NEW YORK ( TheStreet ) -- Gold prices sunk while silver managed to stem huge losses and rally as the U.S. dollar gained strength and investors opted for cash.

Gold for June delivery shed $13.10 to close off of session lows at $1,493.60 at the Comex division of the New York Mercantile Exchange. The gold price Wednesday has traded as high as $1,516.40 and as low as $1,482. The spot gold price was lower by $13, according to Kitco's gold index.

Silver prices settled up 21 cents to $35.01 an ounce. The U.S. dollar index was adding 0.74% to $75.75 as the euro was getting pummeled.

The euro has slid 1.7% this week as worries abounded that Greece would need more bailout money and that extending the amount of time it has to pay back loans might not be enough to get the country back to any kind of fiscal health.

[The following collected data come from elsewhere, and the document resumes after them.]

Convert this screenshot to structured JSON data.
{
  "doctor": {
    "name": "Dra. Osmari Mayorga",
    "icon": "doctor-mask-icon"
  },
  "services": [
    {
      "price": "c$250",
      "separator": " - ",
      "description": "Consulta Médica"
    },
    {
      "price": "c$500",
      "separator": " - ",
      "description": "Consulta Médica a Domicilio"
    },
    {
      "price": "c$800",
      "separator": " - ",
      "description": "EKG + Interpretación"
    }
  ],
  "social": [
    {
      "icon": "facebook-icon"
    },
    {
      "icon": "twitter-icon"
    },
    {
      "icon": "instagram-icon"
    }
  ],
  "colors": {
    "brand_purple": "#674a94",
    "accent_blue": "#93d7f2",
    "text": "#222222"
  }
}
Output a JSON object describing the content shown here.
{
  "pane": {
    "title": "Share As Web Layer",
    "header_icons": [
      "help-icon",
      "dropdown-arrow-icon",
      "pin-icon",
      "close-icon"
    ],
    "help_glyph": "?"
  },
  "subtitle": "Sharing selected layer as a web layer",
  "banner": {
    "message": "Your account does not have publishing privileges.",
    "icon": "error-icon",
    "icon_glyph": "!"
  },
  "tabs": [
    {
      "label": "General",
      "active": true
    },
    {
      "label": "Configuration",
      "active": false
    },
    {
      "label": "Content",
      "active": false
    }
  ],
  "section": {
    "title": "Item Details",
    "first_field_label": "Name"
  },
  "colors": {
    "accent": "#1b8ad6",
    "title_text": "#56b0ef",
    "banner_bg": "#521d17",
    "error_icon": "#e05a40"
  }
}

According to the European Union Commission, Greece's economy is expected to shrink 2.2% in 2011 versus a prior reading of 1% but it is estimated to grow 1.1% in 2012. Greece is reportedly looking at a budget deficit of 9.5% of GDP for 2011 versus the required 7.6%, which means more tightening and perhaps more reluctance by the EU to keep pumping money into the country.

The U.S. dollar was reacting to a weaker euro, but also April's inflation reading. With the second round of quantitative easing ending in June and year-over-year total inflation at 3.2%, which is in line with expectations, the Fed will have no reason to consider QE3.

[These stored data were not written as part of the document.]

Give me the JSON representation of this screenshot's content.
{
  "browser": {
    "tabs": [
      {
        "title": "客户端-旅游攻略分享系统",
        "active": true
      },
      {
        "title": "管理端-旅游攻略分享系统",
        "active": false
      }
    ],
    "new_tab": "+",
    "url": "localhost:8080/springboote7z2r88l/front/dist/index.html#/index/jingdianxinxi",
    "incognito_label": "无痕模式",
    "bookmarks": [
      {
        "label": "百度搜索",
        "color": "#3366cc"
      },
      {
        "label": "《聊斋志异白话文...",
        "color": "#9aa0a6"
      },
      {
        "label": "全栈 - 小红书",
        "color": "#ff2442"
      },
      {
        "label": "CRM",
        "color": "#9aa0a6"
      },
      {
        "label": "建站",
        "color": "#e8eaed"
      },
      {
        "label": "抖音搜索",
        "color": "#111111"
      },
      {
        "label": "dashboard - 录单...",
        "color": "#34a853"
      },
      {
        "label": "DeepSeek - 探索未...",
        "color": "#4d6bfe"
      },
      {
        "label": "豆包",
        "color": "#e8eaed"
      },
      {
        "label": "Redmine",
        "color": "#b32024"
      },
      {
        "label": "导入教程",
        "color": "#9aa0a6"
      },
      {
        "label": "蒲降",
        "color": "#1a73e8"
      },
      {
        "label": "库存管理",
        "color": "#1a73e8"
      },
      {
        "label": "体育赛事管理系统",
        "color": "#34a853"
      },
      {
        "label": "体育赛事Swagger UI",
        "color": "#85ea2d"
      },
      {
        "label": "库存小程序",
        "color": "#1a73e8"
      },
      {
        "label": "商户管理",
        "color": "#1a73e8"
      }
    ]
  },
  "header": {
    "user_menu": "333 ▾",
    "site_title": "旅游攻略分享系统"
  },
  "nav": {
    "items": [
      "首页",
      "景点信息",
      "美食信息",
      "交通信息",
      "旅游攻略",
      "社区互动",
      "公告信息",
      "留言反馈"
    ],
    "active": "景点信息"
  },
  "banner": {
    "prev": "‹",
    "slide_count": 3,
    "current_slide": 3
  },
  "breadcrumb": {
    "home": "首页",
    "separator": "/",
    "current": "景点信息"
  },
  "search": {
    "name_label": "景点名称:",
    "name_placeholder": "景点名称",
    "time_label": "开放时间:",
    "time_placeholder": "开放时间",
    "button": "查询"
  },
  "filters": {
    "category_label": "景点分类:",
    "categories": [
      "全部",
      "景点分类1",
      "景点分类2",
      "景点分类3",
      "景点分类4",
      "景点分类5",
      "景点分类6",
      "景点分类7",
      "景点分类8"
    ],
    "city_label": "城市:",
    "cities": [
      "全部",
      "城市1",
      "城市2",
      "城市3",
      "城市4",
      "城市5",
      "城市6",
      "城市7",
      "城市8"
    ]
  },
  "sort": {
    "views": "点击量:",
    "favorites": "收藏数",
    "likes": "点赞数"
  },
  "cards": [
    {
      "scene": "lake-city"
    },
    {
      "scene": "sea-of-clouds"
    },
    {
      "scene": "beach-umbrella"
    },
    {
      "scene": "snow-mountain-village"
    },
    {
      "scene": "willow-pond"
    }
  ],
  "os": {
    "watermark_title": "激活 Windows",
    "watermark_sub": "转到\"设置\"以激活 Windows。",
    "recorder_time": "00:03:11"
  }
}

Gold's selloff, usually bought as protection against inflation, is reflecting investors' lack of long term inflation panic. The yield on the 10-year note was also lower at 3.61%, which means there was ample demand for Treasuries.

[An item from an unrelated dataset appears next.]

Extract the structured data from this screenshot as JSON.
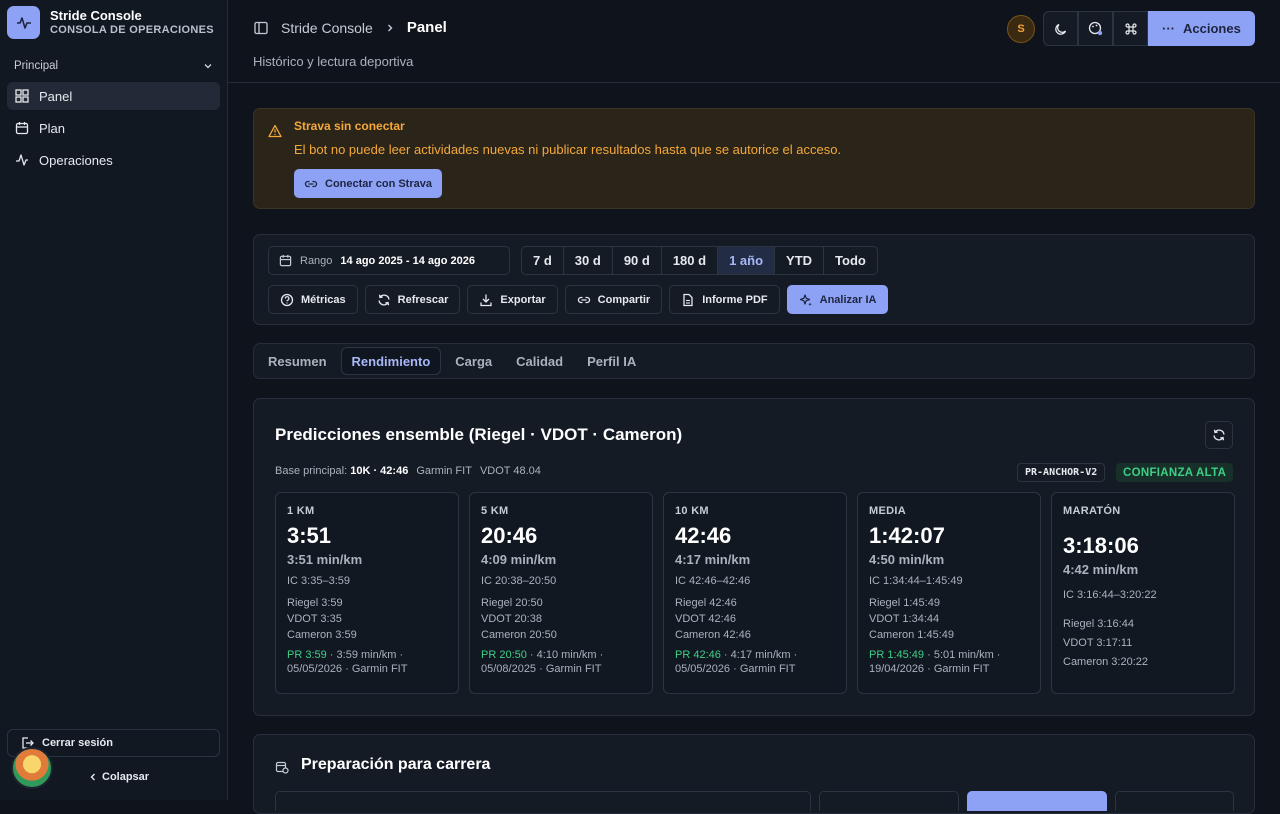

Yields rise when the government must entice investors to lend the U.S. money. Since yields are low, investors seem to be more confident lending money for a longer period of time -- another clue that inflation fears are low. Gold had rallied 9% since QE2 was announced on November 3rd.

The fact that gold was falling more strongly than silver was a rarity. Silver usually leads on the way up and down. "Gold is now viewed by many as another currency surrogate," says George Gero, senior vice president at RBC Capital Markets, "no more QE2, no QE3 means rates may go up, and dollar is stronger."

Investors seem to be participating in a broad market selloff, moving to cash ahead of the weekend.



Other experts like David Galland, managing director of Casey Research, believe there will be another quantitative easing program, just not yet.

"If they had announced they would keep rolling with QE2 .... then the dollar would have gotten crushed .... For a period of time ... the Fed will step aside ... but I think they are going to have to come back in .... sometime in the first quarter of 2012."

Galland thinks the dollar is ultimately doomed, which is good for gold and silver, but that both metals will stay volatile. "Silver around these prices $30 , I think it's a good buy, but it could still go lower ... Buy a little here ... buy a little months from now .... You want to own precious metals because of these structural issues."

Gold worries Galland, who says that it's 4.2% correction last week paled in comparison to silver's 27% selloff and that the metal might see some more downside, perhaps as much as 10%.

The same kind of caution was echoed by Jon Nadler, senior analyst at Kicto.com, at the Hard Asset Show in New York City this week. "I think the level of caution has been raised." Nadler also said investors were more interested in fundamentals and warned that "whenever you see the crowd piling in you have to be mindful of ... surprises."

Gold mining stocks were recovering from a steeper intra-day selloff. Barrick Gold ( ABX) was flat at $45.13 while Newmont Mining ( NEM) was down 0.68% to $52.90. Other gold stocks, Goldcorp ( GG) and AngloGold Ashanti ( AU) were trading at $47.91 and $43.61, respectively.

Silver stocks were losing earlier momentum. Coeur d'Alene Mines ( CDE) was down 1.52% to $25.33 while Silver Standard Resources ( SSRI) was down 0.28% to $28.42. The Global X Silver Miners ETF ( SIL) was losing 1.46% to $23.60. The silver stocks started to rally Thursday afternoon. Although metal stocks can diverge with their underlying commodity, in this case silver, it can also forecast a rally in the metal.